OK, so it's just because of a better readability.
Thanks in advance!

prankenandi:
OK, so it's just because of a better readability.
Thanks in advance!

... and a more meaningful representation...

In this particular case, the format is largely irrelevant - you have to find out the addresses of your sensors and put them into your code. After that you can forget about what they actually are.

they always convert the serial number of a DS18B20 from "int" to "hex"

Do they? I would really like to see that. How did it become an "int" in the first place?

There is only binary, and hex is easier for humans to read as binary than decimal is.

So yeah... Everything in the computer/processor is binary and by default numbers are converted to and from decimal by C/C++. But you can optionally show the values (or input the values) as hex or binary.

Not every binary variable/value directly represents a "number"... For example, decimal 65 (=hex 41 =binary 00100001) might represent the number 65 or it could represent [u]ASCII[/u] letter "A" or it might be part of a color or a microprocessor instruction, etc. The software has to know the context/use to know what it represents. If you open a file with a hex editor you'll see the hex values and any values that can be represent ASCII will also show the ASCII character. Every place there is a 41 hex, you'll see "A" and the hex editor doesn't know if it represents an "A" or not.

Characters can get confusing because, for example, the ASCII character for the number "1" (which is printed/displayed) is represented by the decimal value 49 (you'll see that on the ASCII chart). Again, that's normally handled automatically in the background by C/C++ so when you print-out a variable with the value 1, you never know it's converted to 41 before being printed/displayed and you just see the "1". But, if you have the character "1" in a text file, it's stored as the value 41.
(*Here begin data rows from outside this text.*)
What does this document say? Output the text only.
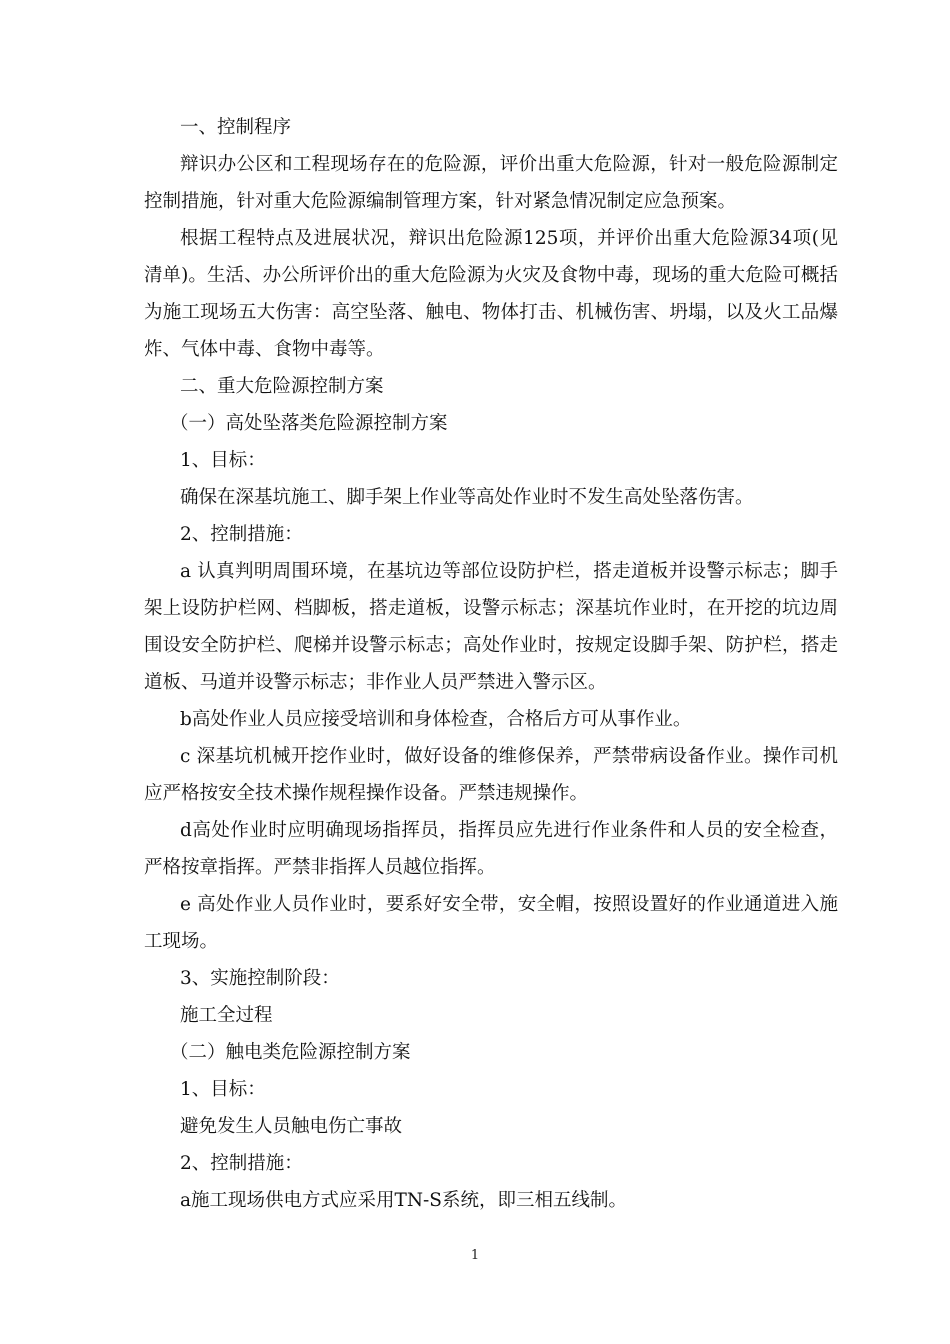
一、控制程序

辩识办公区和工程现场存在的危险源，评价出重大危险源，针对一般危险源制定控制措施，针对重大危险源编制管理方案，针对紧急情况制定应急预案。

根据工程特点及进展状况，辩识出危险源125项，并评价出重大危险源34项(见清单)。生活、办公所评价出的重大危险源为火灾及食物中毒，现场的重大危险可概括为施工现场五大伤害：高空坠落、触电、物体打击、机械伤害、坍塌，以及火工品爆炸、气体中毒、食物中毒等。

二、重大危险源控制方案

（一）高处坠落类危险源控制方案

1、目标：

确保在深基坑施工、脚手架上作业等高处作业时不发生高处坠落伤害。

2、控制措施：

a 认真判明周围环境，在基坑边等部位设防护栏，搭走道板并设警示标志；脚手架上设防护栏网、档脚板，搭走道板，设警示标志；深基坑作业时，在开挖的坑边周围设安全防护栏、爬梯并设警示标志；高处作业时，按规定设脚手架、防护栏，搭走道板、马道并设警示标志；非作业人员严禁进入警示区。

b高处作业人员应接受培训和身体检查，合格后方可从事作业。

c 深基坑机械开挖作业时，做好设备的维修保养，严禁带病设备作业。操作司机应严格按安全技术操作规程操作设备。严禁违规操作。

d高处作业时应明确现场指挥员，指挥员应先进行作业条件和人员的安全检查，严格按章指挥。严禁非指挥人员越位指挥。

e 高处作业人员作业时，要系好安全带，安全帽，按照设置好的作业通道进入施工现场。

3、实施控制阶段：

施工全过程

（二）触电类危险源控制方案

1、目标：

避免发生人员触电伤亡事故

2、控制措施：

a施工现场供电方式应采用TN-S系统，即三相五线制。

1
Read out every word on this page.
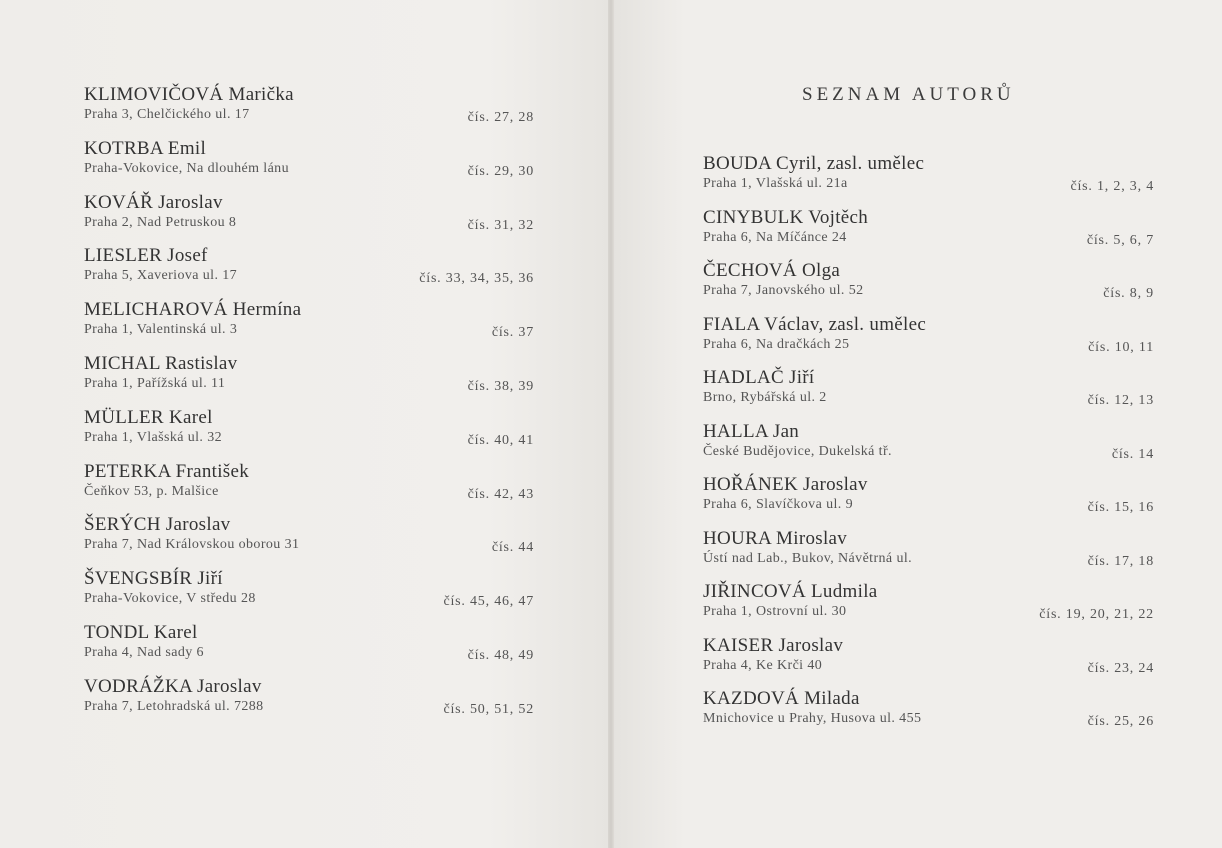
SEZNAM AUTORŮ
KLIMOVIČOVÁ Marička
Praha 3, Chelčického ul. 17	čís. 27, 28
KOTRBA Emil
Praha-Vokovice, Na dlouhém lánu	čís. 29, 30
KOVÁŘ Jaroslav
Praha 2, Nad Petruskou 8	čís. 31, 32
LIESLER Josef
Praha 5, Xaveriova ul. 17	čís. 33, 34, 35, 36
MELICHAROVÁ Hermína
Praha 1, Valentinská ul. 3	čís. 37
MICHAL Rastislav
Praha 1, Pařížská ul. 11	čís. 38, 39
MÜLLER Karel
Praha 1, Vlašská ul. 32	čís. 40, 41
PETERKA František
Čeňkov 53, p. Malšice	čís. 42, 43
ŠERÝCH Jaroslav
Praha 7, Nad Královskou oborou 31	čís. 44
ŠVENGSBÍR Jiří
Praha-Vokovice, V středu 28	čís. 45, 46, 47
TONDL Karel
Praha 4, Nad sady 6	čís. 48, 49
VODRÁŽKA Jaroslav
Praha 7, Letohradská ul. 7288	čís. 50, 51, 52
BOUDA Cyril, zasl. umělec
Praha 1, Vlašská ul. 21a	čís. 1, 2, 3, 4
CINYBULK Vojtěch
Praha 6, Na Míčánce 24	čís. 5, 6, 7
ČECHOVÁ Olga
Praha 7, Janovského ul. 52	čís. 8, 9
FIALA Václav, zasl. umělec
Praha 6, Na dračkách 25	čís. 10, 11
HADLAČ Jiří
Brno, Rybářská ul. 2	čís. 12, 13
HALLA Jan
České Budějovice, Dukelská tř.	čís. 14
HOŘÁNEK Jaroslav
Praha 6, Slavíčkova ul. 9	čís. 15, 16
HOURA Miroslav
Ústí nad Lab., Bukov, Návětrná ul.	čís. 17, 18
JIŘINCOVÁ Ludmila
Praha 1, Ostrovní ul. 30	čís. 19, 20, 21, 22
KAISER Jaroslav
Praha 4, Ke Krči 40	čís. 23, 24
KAZDOVÁ Milada
Mnichovice u Prahy, Husova ul. 455	čís. 25, 26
Also, hex or binary format can emphasize or highlight the fact that individual bits in a value are important,

Here's an example - I make lighting effects where the on/off state of an LED or light is represented by one bit in a variable. That makes things like chasing/sequencing super-easy, and it actually makes everything easier.
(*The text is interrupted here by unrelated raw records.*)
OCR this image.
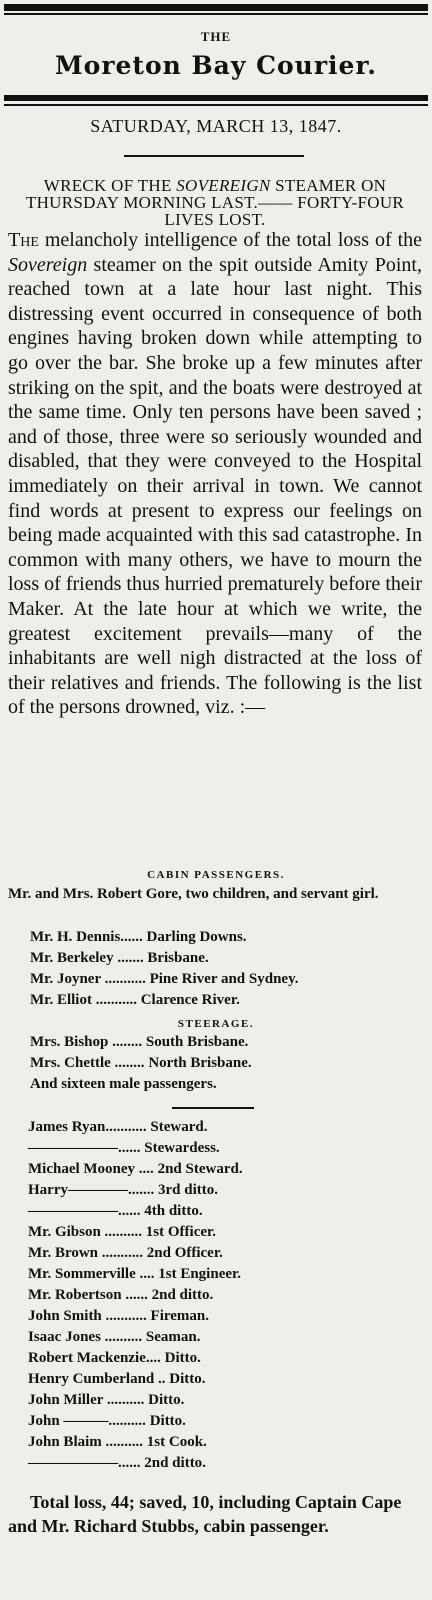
THE
Moreton Bay Courier.
SATURDAY, MARCH 13, 1847.
WRECK OF THE SOVEREIGN STEAMER ON THURSDAY MORNING LAST.—— FORTY-FOUR LIVES LOST.

The melancholy intelligence of the total loss of the Sovereign steamer on the spit outside Amity Point, reached town at a late hour last night. This distressing event occurred in consequence of both engines having broken down while attempting to go over the bar. She broke up a few minutes after striking on the spit, and the boats were destroyed at the same time. Only ten persons have been saved ; and of those, three were so seriously wounded and disabled, that they were conveyed to the Hospital immediately on their arrival in town. We cannot find words at present to express our feelings on being made acquainted with this sad catastrophe. In common with many others, we have to mourn the loss of friends thus hurried prematurely before their Maker. At the late hour at which we write, the greatest excitement prevails—many of the inhabitants are well nigh distracted at the loss of their relatives and friends. The following is the list of the persons drowned, viz. :—

CABIN PASSENGERS.
Mr. and Mrs. Robert Gore, two children, and servant girl.
Mr. H. Dennis......
Darling Downs.
Mr. Berkeley .......
Brisbane.
Mr. Joyner ...........
Pine River and Sydney.
Mr. Elliot ...........
Clarence River.
STEERAGE.
Mrs. Bishop ........
South Brisbane.
Mrs. Chettle ........
North Brisbane.
And sixteen male passengers.
James Ryan...........
Steward.
——————......
Stewardess.
Michael Mooney ....
2nd Steward.
Harry————.......
3rd ditto.
——————......
4th ditto.
Mr. Gibson ..........
1st Officer.
Mr. Brown ...........
2nd Officer.
Mr. Sommerville ....
1st Engineer.
Mr. Robertson ......
2nd ditto.
John Smith ...........
Fireman.
Isaac Jones ..........
Seaman.
Robert Mackenzie....
Ditto.
Henry Cumberland ..
Ditto.
John Miller ..........
Ditto.
John ———..........
Ditto.
John Blaim ..........
1st Cook.
——————......
2nd ditto.
Total loss, 44; saved, 10, including Captain Cape and Mr. Richard Stubbs, cabin passenger.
Say I have a string of 16 LEDs and ever-other LED is on so the "status" variable looks like this in binary:
0101010101010101 (binary)

That's kind of hard for humans to read & write (especially if it's not such a simple pattern like that). In hex that pattern looks like this:
5555 (hex) I did that conversion in my head.

In decimal it looks like:
21845 (decimal) I had to use a calculator.

So, here's the advantage to hex... Every nibble (group of 4 bits) converts exactly to one hex digit. Every time you see 5, the pattern is 0101. By memorizing 16 hex-to-binary conversions you easily can learn to convert variables of any size between hex and decimal in your head! About half of those conversions are super-easy to remember and you already know zero and one. At one time, I made some flash cards to teach myself to make the 16 conversions.
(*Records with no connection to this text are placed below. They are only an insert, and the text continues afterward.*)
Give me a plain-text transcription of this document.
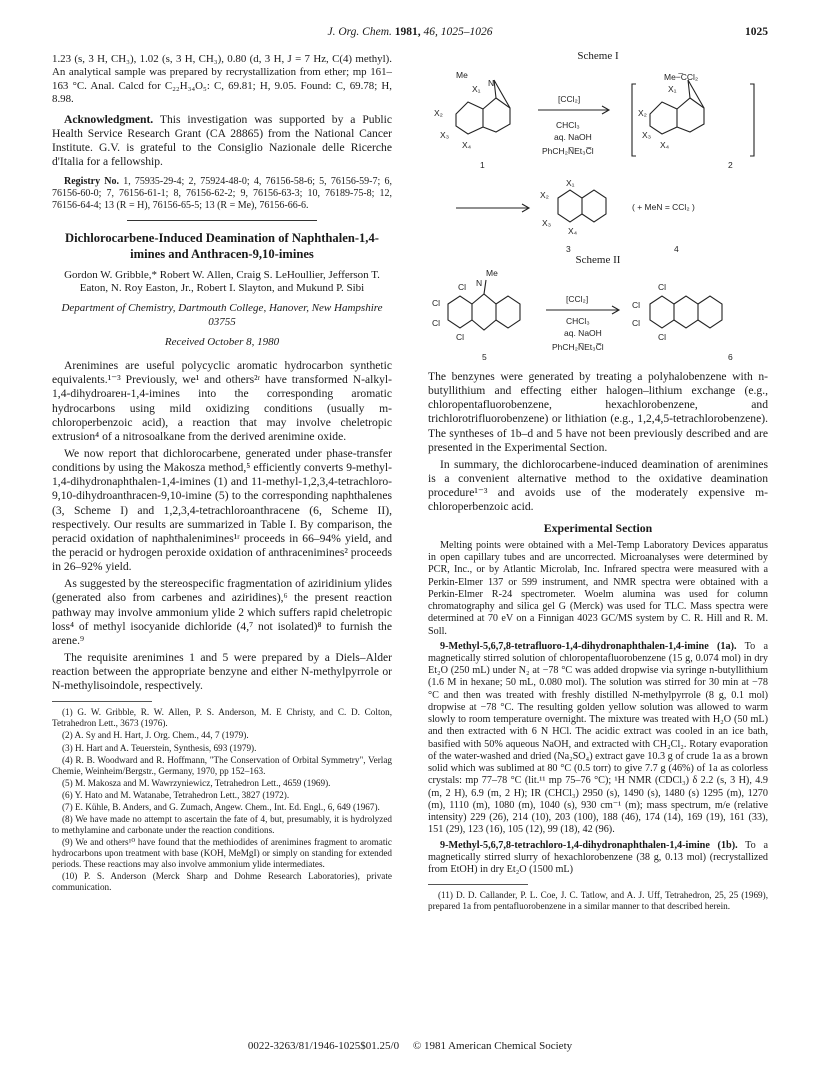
J. Org. Chem. 1981, 46, 1025–1026	1025

1.23 (s, 3 H, CH₃), 1.02 (s, 3 H, CH₃), 0.80 (d, 3 H, J = 7 Hz, C(4) methyl). An analytical sample was prepared by recrystallization from ether; mp 161–163 °C. Anal. Calcd for C₂₂H₃₄O₅: C, 69.81; H, 9.05. Found: C, 69.78; H, 8.98.

Acknowledgment. This investigation was supported by a Public Health Service Research Grant (CA 28865) from the National Cancer Institute. G.V. is grateful to the Consiglio Nazionale delle Ricerche d'Italia for a fellowship.

Registry No. 1, 75935-29-4; 2, 75924-48-0; 4, 76156-58-6; 5, 76156-59-7; 6, 76156-60-0; 7, 76156-61-1; 8, 76156-62-2; 9, 76156-63-3; 10, 76189-75-8; 12, 76156-64-4; 13 (R = H), 76156-65-5; 13 (R = Me), 76156-66-6.

Dichlorocarbene-Induced Deamination of Naphthalen-1,4-imines and Anthracen-9,10-imines
Gordon W. Gribble,* Robert W. Allen, Craig S. LeHoullier, Jefferson T. Eaton, N. Roy Easton, Jr., Robert I. Slayton, and Mukund P. Sibi
Department of Chemistry, Dartmouth College, Hanover, New Hampshire 03755
Received October 8, 1980

Arenimines are useful polycyclic aromatic hydrocarbon synthetic equivalents.¹⁻³ Previously, we¹ and others²ʳ have transformed N-alkyl-1,4-dihydroarен-1,4-imines into the corresponding aromatic hydrocarbons using mild oxidizing conditions (usually m-chloroperbenzoic acid), a reaction that may involve cheletropic extrusion⁴ of a nitrosoalkane from the derived arenimine oxide.

We now report that dichlorocarbene, generated under phase-transfer conditions by using the Makosza method,⁵ efficiently converts 9-methyl-1,4-dihydronaphthalen-1,4-imines (1) and 11-methyl-1,2,3,4-tetrachloro-9,10-dihydroanthracen-9,10-imine (5) to the corresponding naphthalenes (3, Scheme I) and 1,2,3,4-tetrachloroanthracene (6, Scheme II), respectively. Our results are summarized in Table I. By comparison, the peracid oxidation of naphthalenimines¹ʳ proceeds in 66–94% yield, and the peracid or hydrogen peroxide oxidation of anthracenimines² proceeds in 26–92% yield.

As suggested by the stereospecific fragmentation of aziridinium ylides (generated also from carbenes and aziridines),⁶ the present reaction pathway may involve ammonium ylide 2 which suffers rapid cheletropic loss⁴ of methyl isocyanide dichloride (4,⁷ not isolated)⁸ to furnish the arene.⁹

The requisite arenimines 1 and 5 were prepared by a Diels–Alder reaction between the appropriate benzyne and either N-methylpyrrole or N-methylisoindole, respectively.

(1) G. W. Gribble, R. W. Allen, P. S. Anderson, M. E Christy, and C. D. Colton, Tetrahedron Lett., 3673 (1976).

(2) A. Sy and H. Hart, J. Org. Chem., 44, 7 (1979).

(3) H. Hart and A. Teuerstein, Synthesis, 693 (1979).

(4) R. B. Woodward and R. Hoffmann, "The Conservation of Orbital Symmetry", Verlag Chemie, Weinheim/Bergstr., Germany, 1970, pp 152–163.

(5) M. Makosza and M. Wawrzyniewicz, Tetrahedron Lett., 4659 (1969).

(6) Y. Hato and M. Watanabe, Tetrahedron Lett., 3827 (1972).

(7) E. Kühle, B. Anders, and G. Zumach, Angew. Chem., Int. Ed. Engl., 6, 649 (1967).

(8) We have made no attempt to ascertain the fate of 4, but, presumably, it is hydrolyzed to methylamine and carbonate under the reaction conditions.

(9) We and others¹⁰ have found that the methiodides of arenimines fragment to aromatic hydrocarbons upon treatment with base (KOH, MeMgI) or simply on standing for extended periods. These reactions may also involve ammonium ylide intermediates.

(10) P. S. Anderson (Merck Sharp and Dohme Research Laboratories), private communication.

Scheme I
Me
N
X₁
X₂
X₃
X₄
1
[CCl₂]
CHCl₃
aq. NaOH
PhCH₂N̅Et₃C̅l
Me−̅CCl₂
X₁
X₂
X₃
X₄
2
X₁
X₂
X₃
X₄
3
( + MeN = CCl₂ )
4
Scheme II
Me
N
Cl
Cl
Cl
Cl
5
[CCl₂]
CHCl₃
aq. NaOH
PhCH₂N̅Et₃C̅l
Cl
Cl
Cl
Cl
6

The benzynes were generated by treating a polyhalobenzene with n-butyllithium and effecting either halogen–lithium exchange (e.g., chloropentafluorobenzene, hexachlorobenzene, and trichlorotrifluorobenzene) or lithiation (e.g., 1,2,4,5-tetrachlorobenzene). The syntheses of 1b–d and 5 have not been previously described and are presented in the Experimental Section.

In summary, the dichlorocarbene-induced deamination of arenimines is a convenient alternative method to the oxidative deamination procedure¹⁻³ and avoids use of the moderately expensive m-chloroperbenzoic acid.

Experimental Section

Melting points were obtained with a Mel-Temp Laboratory Devices apparatus in open capillary tubes and are uncorrected. Microanalyses were determined by PCR, Inc., or by Atlantic Microlab, Inc. Infrared spectra were measured with a Perkin-Elmer 137 or 599 instrument, and NMR spectra were obtained with a Perkin-Elmer R-24 spectrometer. Woelm alumina was used for column chromatography and silica gel G (Merck) was used for TLC. Mass spectra were determined at 70 eV on a Finnigan 4023 GC/MS system by C. R. Hill and R. M. Soll.

9-Methyl-5,6,7,8-tetrafluoro-1,4-dihydronaphthalen-1,4-imine (1a). To a magnetically stirred solution of chloropentafluorobenzene (15 g, 0.074 mol) in dry Et₂O (250 mL) under N₂ at −78 °C was added dropwise via syringe n-butyllithium (1.6 M in hexane; 50 mL, 0.080 mol). The solution was stirred for 30 min at −78 °C and then was treated with freshly distilled N-methylpyrrole (8 g, 0.1 mol) dropwise at −78 °C. The resulting golden yellow solution was allowed to warm slowly to room temperature overnight. The mixture was treated with H₂O (50 mL) and then extracted with 6 N HCl. The acidic extract was cooled in an ice bath, basified with 50% aqueous NaOH, and extracted with CH₂Cl₂. Rotary evaporation of the water-washed and dried (Na₂SO₄) extract gave 10.3 g of crude 1a as a brown solid which was sublimed at 80 °C (0.5 torr) to give 7.7 g (46%) of 1a as colorless crystals: mp 77–78 °C (lit.¹¹ mp 75–76 °C); ¹H NMR (CDCl₃) δ 2.2 (s, 3 H), 4.9 (m, 2 H), 6.9 (m, 2 H); IR (CHCl₃) 2950 (s), 1490 (s), 1480 (s) 1295 (m), 1270 (m), 1110 (m), 1080 (m), 1040 (s), 930 cm⁻¹ (m); mass spectrum, m/e (relative intensity) 229 (26), 214 (10), 203 (100), 188 (46), 174 (14), 169 (19), 161 (33), 151 (29), 123 (16), 105 (12), 99 (18), 42 (96).

9-Methyl-5,6,7,8-tetrachloro-1,4-dihydronaphthalen-1,4-imine (1b). To a magnetically stirred slurry of hexachlorobenzene (38 g, 0.13 mol) (recrystallized from EtOH) in dry Et₂O (1500 mL)

(11) D. D. Callander, P. L. Coe, J. C. Tatlow, and A. J. Uff, Tetrahedron, 25, 25 (1969), prepared 1a from pentafluorobenzene in a similar manner to that described herein.

0022-3263/81/1946-1025$01.25/0 © 1981 American Chemical Society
Converting between decimal and binary is not so easy and it requires a calculator (except for some small numbers that you can remember.

You can do a TON of programming without using hex or binary. But when experienced programmers do need to work with bits or binary they use hex. (It's a lot more common with "low level" programming (microcontrollers) than when you're developing an application for Windows or a phone, etc.)

DVDdoug:
So yeah... Everything in the computer/processor is binary and by default numbers are converted to and from decimal by C/C++. But you can optionally show the values (or input the values) as hex or binary.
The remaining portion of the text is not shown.